Correspondance de Voltaire/1754/Lettre 2700

Correspondance de Voltaire/1754
Correspondance : année 1754GarnierŒuvres complètes de Voltaire, tome 38 (p. 175-176).

2700. — À M. LE COMTE D’ARGENTAL.
À Colmar, le 24 février.

Je ne vous écris point de ma main, mon cher et respectable ami. On dit que vous êtes malade comme moi ; jugez de mes inquiétudes. Voici le temps de profiter des voies du salut que le clergé ouvre à tous les fidèles. Si vous avez un Bayle dans votre bibliothèque, je vous prie de me l’envoyer par la poste, afin que je le fasse brûler, comme de raison, dans la place publique de la capitale des Hottentots, où j’ai l’honneur d’être. On fait ici de ces sacrifices assez communément ; mais on ne peut reprocher en cela à nos sauvages d’immoler leurs semblables, comme font les autres anthropophages. Des révérends pères jésuites fanatiques ont fait incendier ici sept exemplaires de Bayle ; et un avocat général[1] de ce qu’on appelle le conseil souverain d’Alsace a jeté le sien tout le premier dans les flammes, pour donner l’exemple, dans le temps que d’autres jésuites, plus adroits, font imprimer Bayle à Trévoux[2] pour leur profit. Je cours risque d’être brûlé, moi qui vous parle, avec la belle Histoire de Jean Néaulme. Nous avons un évêque de Porentru (qui eût cru qu’un Porentru fût évêque de Colmar ?) ; ce Porentru[3] est grand chasseur, est grand buveur de son métier, et gouverne son diocèse par des jésuites allemands qui sont aussi despotiques parmi nos sauvages des bords du Rhin qu’ils le sont au Paraguai. Vous voyez quels progrès la raison a faits dans les provinces. Il y a plus d’une ville gouvernée ainsi ; quelques justes haussent les épaules et se taisent. J’avais choisi cette ville comme un asile sûr, dans lequel je pourrais surtout trouver des secours pour les Annales de l’Empire, et j’en ai trouvé pour mon salut plus que je ne voulais. Je suis près d’être excommunié solidairement avec Jean Néaulme. Je suis dans mon lit, et je ne vois pas que je puisse être enseveli en terre sainte. J’aurai la destinée de votre chère Adrienne[4], mais vous ne m’en aimerez pas moins.

Portez-vous bien, je vous en prie, si vous voulez que j’aie du courage. J’en ai grand besoin. Jean Néaulme m’a achevé. Jeanne d’Arc viendra à son tour. Tout cela est un peu embarrassant avec des cheveux blancs, des coliques, et un peu d’hydropisie et de scorbut.
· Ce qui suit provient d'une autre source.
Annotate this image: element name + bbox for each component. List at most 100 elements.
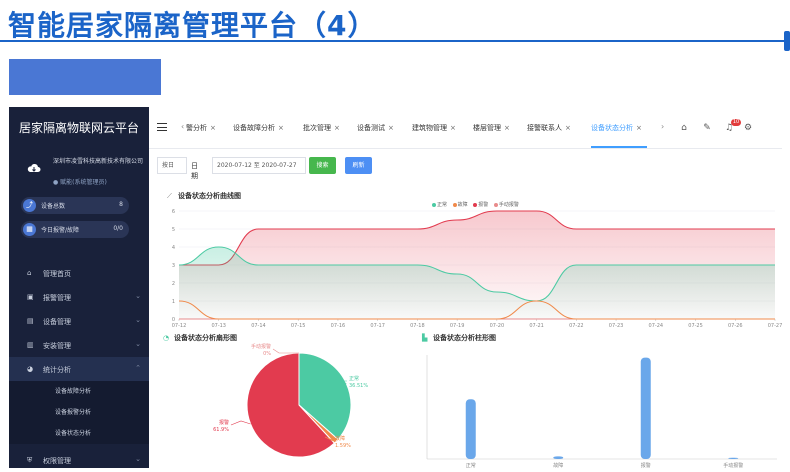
edit-icon[interactable]: ✎ xyxy=(702,123,712,133)
x-tick-label: 07-20 xyxy=(490,323,505,329)
tab-scroll-right-icon[interactable]: › xyxy=(661,122,664,131)
tab-fault-analysis[interactable]: 设备故障分析 × xyxy=(233,123,284,133)
pie-label-percent: 61.9% xyxy=(213,427,229,433)
tab-label: 设备故障分析 xyxy=(233,124,275,132)
tab-batch[interactable]: 批次管理 × xyxy=(303,123,340,133)
trend-icon: ⤴ xyxy=(23,199,36,212)
close-icon[interactable]: × xyxy=(504,124,510,132)
bar-正常 xyxy=(465,399,476,459)
close-icon[interactable]: × xyxy=(388,124,394,132)
tab-floor[interactable]: 楼层管理 × xyxy=(473,123,510,133)
x-tick-label: 07-18 xyxy=(410,323,425,329)
bar-category-label: 报警 xyxy=(641,462,651,468)
close-icon[interactable]: × xyxy=(450,124,456,132)
bar-故障 xyxy=(553,456,564,459)
pie-chart[interactable]: 手动报警0% 正常36.51% 故障1.59% 报警61.9% xyxy=(149,341,419,468)
x-tick-label: 07-12 xyxy=(172,323,187,329)
refresh-button[interactable]: 刷新 xyxy=(345,157,372,174)
close-icon[interactable]: × xyxy=(278,124,284,132)
app-window: 居家隔离物联网云平台 深圳市凌雪科技高新技术有限公司 ● 赋能(系统管理员) ⤴… xyxy=(9,107,782,468)
home-icon[interactable]: ⌂ xyxy=(679,123,689,133)
tab-label: 警分析 xyxy=(186,124,207,132)
sidebar-item-statistics[interactable]: ◕ 统计分析 ⌃ xyxy=(9,357,149,381)
tab-device-test[interactable]: 设备测试 × xyxy=(357,123,394,133)
tab-alarm-analysis[interactable]: 警分析 × xyxy=(186,123,216,133)
close-icon[interactable]: × xyxy=(210,124,216,132)
sidebar-item-home[interactable]: ⌂ 管理首页 xyxy=(9,261,149,285)
user-role[interactable]: ● 赋能(系统管理员) xyxy=(53,177,107,186)
submenu-alarm-analysis[interactable]: 设备报警分析 xyxy=(9,402,149,423)
bar-category-label: 故障 xyxy=(553,462,563,468)
x-tick-label: 07-25 xyxy=(688,323,703,329)
device-icon: ▤ xyxy=(27,317,34,325)
pie-label-percent: 36.51% xyxy=(349,383,368,389)
search-button[interactable]: 搜索 xyxy=(309,157,336,174)
calendar-icon: ▦ xyxy=(23,223,36,236)
close-icon[interactable]: × xyxy=(565,124,571,132)
tab-contacts[interactable]: 接警联系人 × xyxy=(527,123,571,133)
tab-building[interactable]: 建筑物管理 × xyxy=(412,123,456,133)
tab-label: 接警联系人 xyxy=(527,124,562,132)
bar-category-label: 手动报警 xyxy=(723,462,743,468)
alarm-icon: ▣ xyxy=(27,293,34,301)
device-count-stat[interactable]: ⤴ 设备总数 8 xyxy=(21,197,129,214)
alarm-fault-stat[interactable]: ▦ 今日报警/故障 0/0 xyxy=(21,221,129,238)
x-tick-label: 07-19 xyxy=(450,323,465,329)
stat-value: 0/0 xyxy=(113,225,123,232)
x-tick-label: 07-26 xyxy=(728,323,743,329)
chevron-down-icon: ⌄ xyxy=(135,455,141,463)
date-label: 日期 xyxy=(191,162,198,180)
bar-手动报警 xyxy=(728,457,739,459)
sidebar-item-alarm[interactable]: ▣ 报警管理 ⌄ xyxy=(9,285,149,309)
pie-label-name: 故障 xyxy=(335,435,345,442)
period-select[interactable]: 按日 xyxy=(157,157,187,174)
sidebar-item-label: 设备管理 xyxy=(43,318,71,326)
tab-scroll-left-icon[interactable]: ‹ xyxy=(181,122,184,131)
submenu-status-analysis[interactable]: 设备状态分析 xyxy=(9,423,149,444)
pie-label-line xyxy=(230,420,251,426)
y-tick-label: 2 xyxy=(172,281,175,287)
sidebar-item-permission[interactable]: ⛨ 权限管理 ⌄ xyxy=(9,448,149,472)
menu-toggle-icon[interactable] xyxy=(157,123,167,131)
chevron-up-icon: ⌃ xyxy=(135,364,141,372)
tab-label: 设备状态分析 xyxy=(591,124,633,132)
trend-icon: ⟋ xyxy=(167,192,172,200)
blue-banner-block xyxy=(9,59,161,95)
pie-label-name: 手动报警 xyxy=(251,343,271,350)
slide-title: 智能居家隔离管理平台（4） xyxy=(8,9,377,42)
x-tick-label: 07-23 xyxy=(609,323,624,329)
sidebar-item-install[interactable]: ▥ 安装管理 ⌄ xyxy=(9,333,149,357)
sidebar-item-device[interactable]: ▤ 设备管理 ⌄ xyxy=(9,309,149,333)
bar-chart[interactable]: 正常 故障 报警 手动报警 xyxy=(419,341,782,468)
tab-label: 批次管理 xyxy=(303,124,331,132)
pie-label-percent: 1.59% xyxy=(335,443,351,449)
stat-label: 今日报警/故障 xyxy=(41,227,80,234)
pie-icon: ◕ xyxy=(27,365,34,373)
pie-label-name: 报警 xyxy=(219,419,229,426)
close-icon[interactable]: × xyxy=(334,124,340,132)
sidebar: 居家隔离物联网云平台 深圳市凌雪科技高新技术有限公司 ● 赋能(系统管理员) ⤴… xyxy=(9,107,149,468)
sidebar-logo: 居家隔离物联网云平台 xyxy=(18,121,139,135)
tab-status-analysis[interactable]: 设备状态分析 × xyxy=(591,123,642,133)
main-content: ‹ 警分析 × 设备故障分析 × 批次管理 × 设备测试 × 建筑物管理 × 楼层管理 × … xyxy=(149,107,782,468)
line-chart[interactable]: 012345607-12 07-13 07-14 07-15 07-16 07-17 07-… xyxy=(149,202,782,332)
close-icon[interactable]: × xyxy=(636,124,642,132)
sidebar-item-label: 安装管理 xyxy=(43,342,71,350)
bar-报警 xyxy=(640,357,651,459)
y-tick-label: 3 xyxy=(172,263,175,269)
install-icon: ▥ xyxy=(27,341,34,349)
stat-label: 设备总数 xyxy=(41,203,66,210)
sidebar-item-label: 统计分析 xyxy=(43,366,71,374)
sidebar-item-label: 报警管理 xyxy=(43,294,71,302)
pie-label-name: 正常 xyxy=(349,375,359,382)
x-tick-label: 07-15 xyxy=(291,323,306,329)
sidebar-item-label: 管理首页 xyxy=(43,270,71,278)
submenu-fault-analysis[interactable]: 设备故障分析 xyxy=(9,381,149,402)
stat-value: 8 xyxy=(119,201,123,208)
bar-category-label: 正常 xyxy=(466,462,476,468)
date-range-input[interactable]: 2020-07-12 至 2020-07-27 xyxy=(212,157,306,174)
notification-badge: 10 xyxy=(731,119,741,126)
y-tick-label: 6 xyxy=(172,209,175,215)
tab-bar: ‹ 警分析 × 设备故障分析 × 批次管理 × 设备测试 × 建筑物管理 × 楼层管理 × … xyxy=(149,107,782,149)
settings-icon[interactable]: ⚙ xyxy=(743,123,753,133)
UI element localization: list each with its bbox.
Deux personnes de ce pays-ci se sont tuées ces jours passés[5] : elles avaient pourtant moins de détresse que moi ; mais l’espérance de vous revoir un jour me fait encore supporter la vie.

  1. Il s’appelait Muller ; voyez page 172.
  2. La seule édition du Dictionnaire de Bayle qui ait été faite à Trévoux est de 1734, en cinq volumes in-folio.
  3. Ce Porentru était le prince-évêque de Bâle, qui avait, dans la ville de Porentruy, à deux pas de la frontière française, un château où il résidait.
  4. Adrienne Lecouvreur.
  5. Voyez lettre 2708.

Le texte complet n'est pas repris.